Tuesday, January 26, 2010

San Antonio Express-News: "Remove Sharon Keller from appeals court post"

San Antonio Express-News is the first paper to publish an opinion about case of Judge Sharon Keller after the special master and republican Judge David Berchelmann, Jr issued his findings.

The key finding in State District Judge David Berchelmann's report on Texas Court of Criminal Appeals Judge Sharon Keller is that she “did not violate any written or unwritten rules or laws.” And in a very narrow technical sense, this finding is correct.

Keller, the presiding judge on the state's highest criminal appeals court, faces five charges of judicial misconduct for her actions involving the last-minute appeal for death row inmate Michael Wayne Richard. On Sept. 25, 2007, the date scheduled for Richard's execution, the U.S. Supreme Court announced it would hear a case to determine the constitutionality of lethal injection.

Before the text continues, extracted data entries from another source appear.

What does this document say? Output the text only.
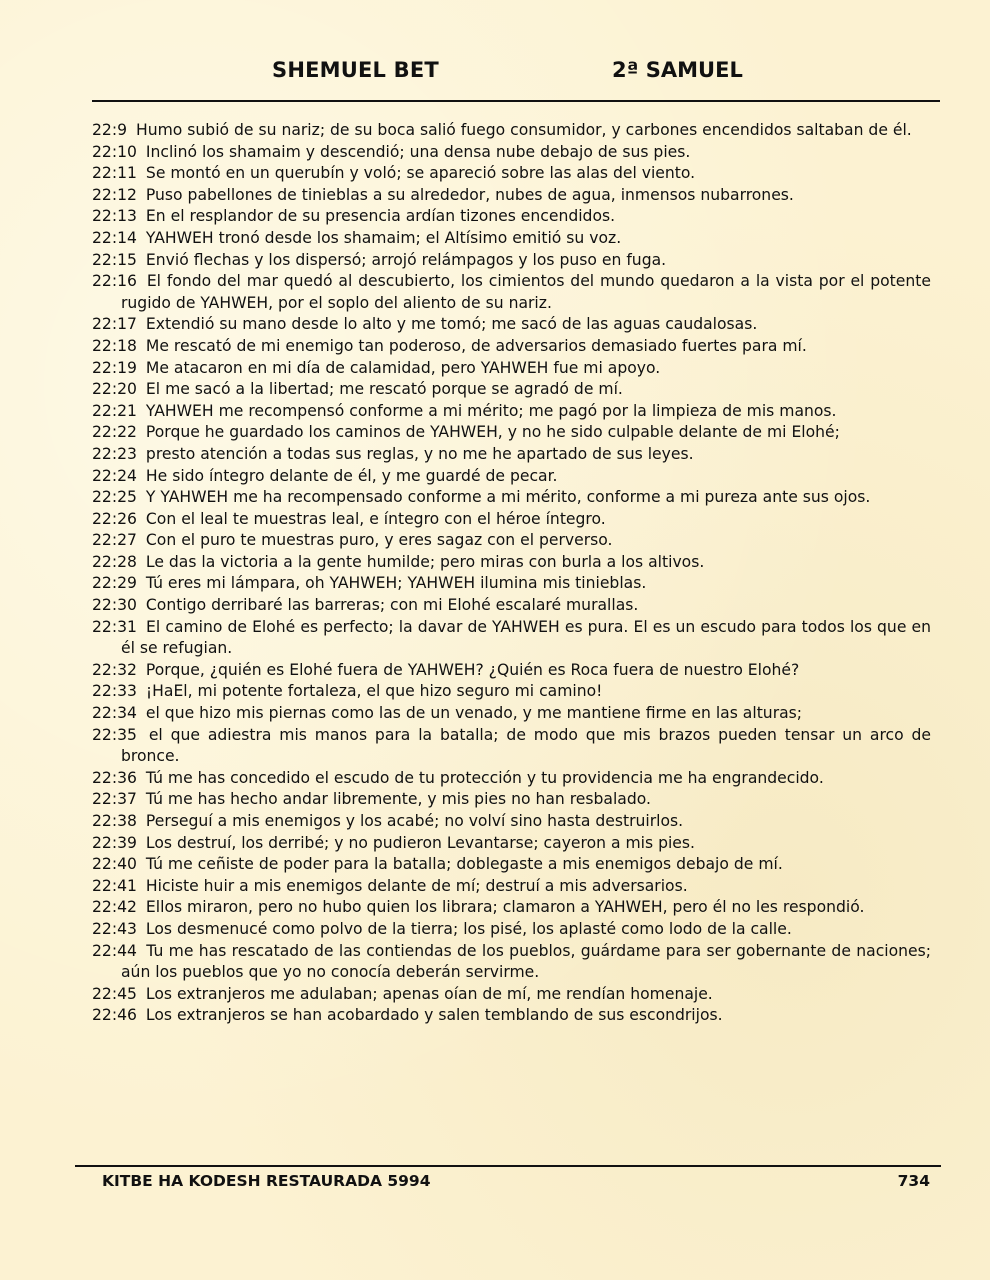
SHEMUEL BET	2ª SAMUEL

22:9 Humo subió de su nariz; de su boca salió fuego consumidor, y carbones encendidos saltaban de él.

22:10 Inclinó los shamaim y descendió; una densa nube debajo de sus pies.

22:11 Se montó en un querubín y voló; se apareció sobre las alas del viento.

22:12 Puso pabellones de tinieblas a su alrededor, nubes de agua, inmensos nubarrones.

22:13 En el resplandor de su presencia ardían tizones encendidos.

22:14 YAHWEH tronó desde los shamaim; el Altísimo emitió su voz.

22:15 Envió flechas y los dispersó; arrojó relámpagos y los puso en fuga.

22:16 El fondo del mar quedó al descubierto, los cimientos del mundo quedaron a la vista por el potente rugido de YAHWEH, por el soplo del aliento de su nariz.

22:17 Extendió su mano desde lo alto y me tomó; me sacó de las aguas caudalosas.

22:18 Me rescató de mi enemigo tan poderoso, de adversarios demasiado fuertes para mí.

22:19 Me atacaron en mi día de calamidad, pero YAHWEH fue mi apoyo.

22:20 El me sacó a la libertad; me rescató porque se agradó de mí.

22:21 YAHWEH me recompensó conforme a mi mérito; me pagó por la limpieza de mis manos.

22:22 Porque he guardado los caminos de YAHWEH, y no he sido culpable delante de mi Elohé;

22:23 presto atención a todas sus reglas, y no me he apartado de sus leyes.

22:24 He sido íntegro delante de él, y me guardé de pecar.

22:25 Y YAHWEH me ha recompensado conforme a mi mérito, conforme a mi pureza ante sus ojos.

22:26 Con el leal te muestras leal, e íntegro con el héroe íntegro.

22:27 Con el puro te muestras puro, y eres sagaz con el perverso.

22:28 Le das la victoria a la gente humilde; pero miras con burla a los altivos.

22:29 Tú eres mi lámpara, oh YAHWEH; YAHWEH ilumina mis tinieblas.

22:30 Contigo derribaré las barreras; con mi Elohé escalaré murallas.

22:31 El camino de Elohé es perfecto; la davar de YAHWEH es pura. El es un escudo para todos los que en él se refugian.

22:32 Porque, ¿quién es Elohé fuera de YAHWEH? ¿Quién es Roca fuera de nuestro Elohé?

22:33 ¡HaEl, mi potente fortaleza, el que hizo seguro mi camino!

22:34 el que hizo mis piernas como las de un venado, y me mantiene firme en las alturas;

22:35 el que adiestra mis manos para la batalla; de modo que mis brazos pueden tensar un arco de bronce.

22:36 Tú me has concedido el escudo de tu protección y tu providencia me ha engrandecido.

22:37 Tú me has hecho andar libremente, y mis pies no han resbalado.

22:38 Perseguí a mis enemigos y los acabé; no volví sino hasta destruirlos.

22:39 Los destruí, los derribé; y no pudieron Levantarse; cayeron a mis pies.

22:40 Tú me ceñiste de poder para la batalla; doblegaste a mis enemigos debajo de mí.

22:41 Hiciste huir a mis enemigos delante de mí; destruí a mis adversarios.

22:42 Ellos miraron, pero no hubo quien los librara; clamaron a YAHWEH, pero él no les respondió.

22:43 Los desmenucé como polvo de la tierra; los pisé, los aplasté como lodo de la calle.

22:44 Tu me has rescatado de las contiendas de los pueblos, guárdame para ser gobernante de naciones; aún los pueblos que yo no conocía deberán servirme.

22:45 Los extranjeros me adulaban; apenas oían de mí, me rendían homenaje.

22:46 Los extranjeros se han acobardado y salen temblando de sus escondrijos.

KITBE HA KODESH RESTAURADA 5994	734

Richard's attorneys contacted Keller indicating they planned to rush an appeal based on the high court's action. Yet despite that information and the news from Washington, Keller twice said she would not keep the court clerk's office open past 5 p.m. to accept the appeal.

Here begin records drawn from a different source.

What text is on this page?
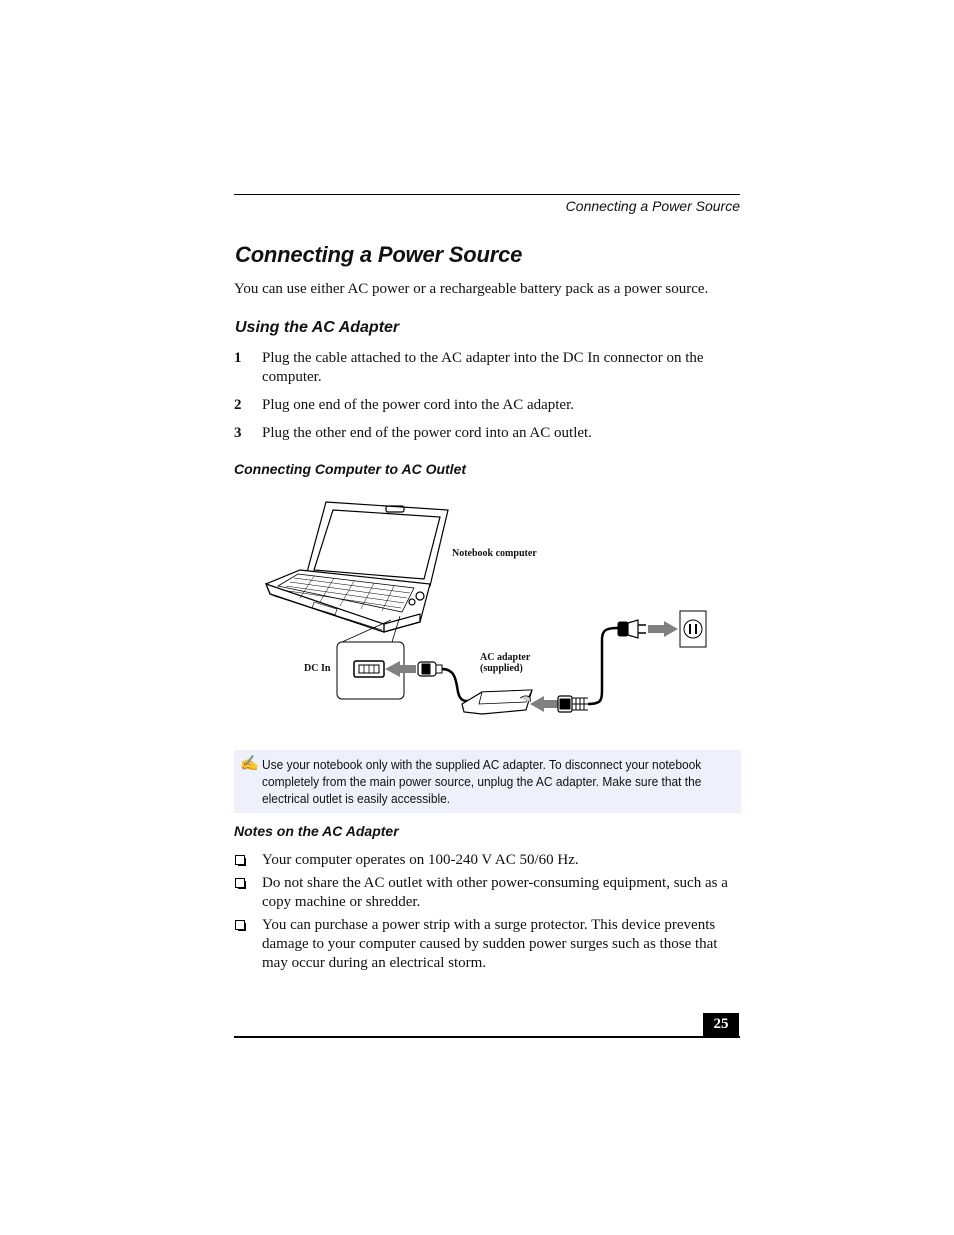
Connecting a Power Source
Connecting a Power Source
You can use either AC power or a rechargeable battery pack as a power source.
Using the AC Adapter
1 Plug the cable attached to the AC adapter into the DC In connector on the computer.
2 Plug one end of the power cord into the AC adapter.
3 Plug the other end of the power cord into an AC outlet.
Connecting Computer to AC Outlet
Notebook computer
AC adapter
(supplied)
DC In
✍ Use your notebook only with the supplied AC adapter. To disconnect your notebook completely from the main power source, unplug the AC adapter. Make sure that the electrical outlet is easily accessible.
Notes on the AC Adapter
Your computer operates on 100-240 V AC 50/60 Hz.
Do not share the AC outlet with other power-consuming equipment, such as a copy machine or shredder.
You can purchase a power strip with a surge protector. This device prevents damage to your computer caused by sudden power surges such as those that may occur during an electrical storm.
25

At the time, the Texas Court of Criminal Appeals did not have written procedures to handle appeals on execution days. And it was on this slender reed that Berchelmann bases his advice to the Commission on Judicial Conduct that Keller should not lose her job.

But the Texas court did have, as Berchelmann acknowledges, an oral tradition that all communications from lawyers on execution day were to be made to an assigned judge. On that day, the assigned judge was Cheryl Johnson. At the very least, Keller had a responsibility to inform Johnson about the expected appeal or refer Richard's attorneys to Johnson. She did not.

According to Berchelmann, Keller exhibited poor judgment and wasn't a “model of open communication.” But, he wrote, her inaction did not “rise to the level of willful or purposeful incompetence.” We disagree.

Richard's guilt is not at issue, nor is the fact that he ultimately would have been executed. What is at issue is Keller's judgment in allowing the state to proceed with the ultimate, irreversible sanction when she was well aware that a reasonable appeal was forthcoming, and without taking the minimally reasonable step of informing the appropriate colleague. She had an ethical responsibility to see that justice was properly served.

Keller has made the Texas judicial system a national embarrassment. She is unfit to serve as the state's highest-ranking criminal judge. Contrary to Berchelmann's finding, the State Commission on Judicial Conduct should continue to seek her removal from the bench by the Texas Supreme Court. If the commission does not, Texas voters will have the opportunity to do so in 2012.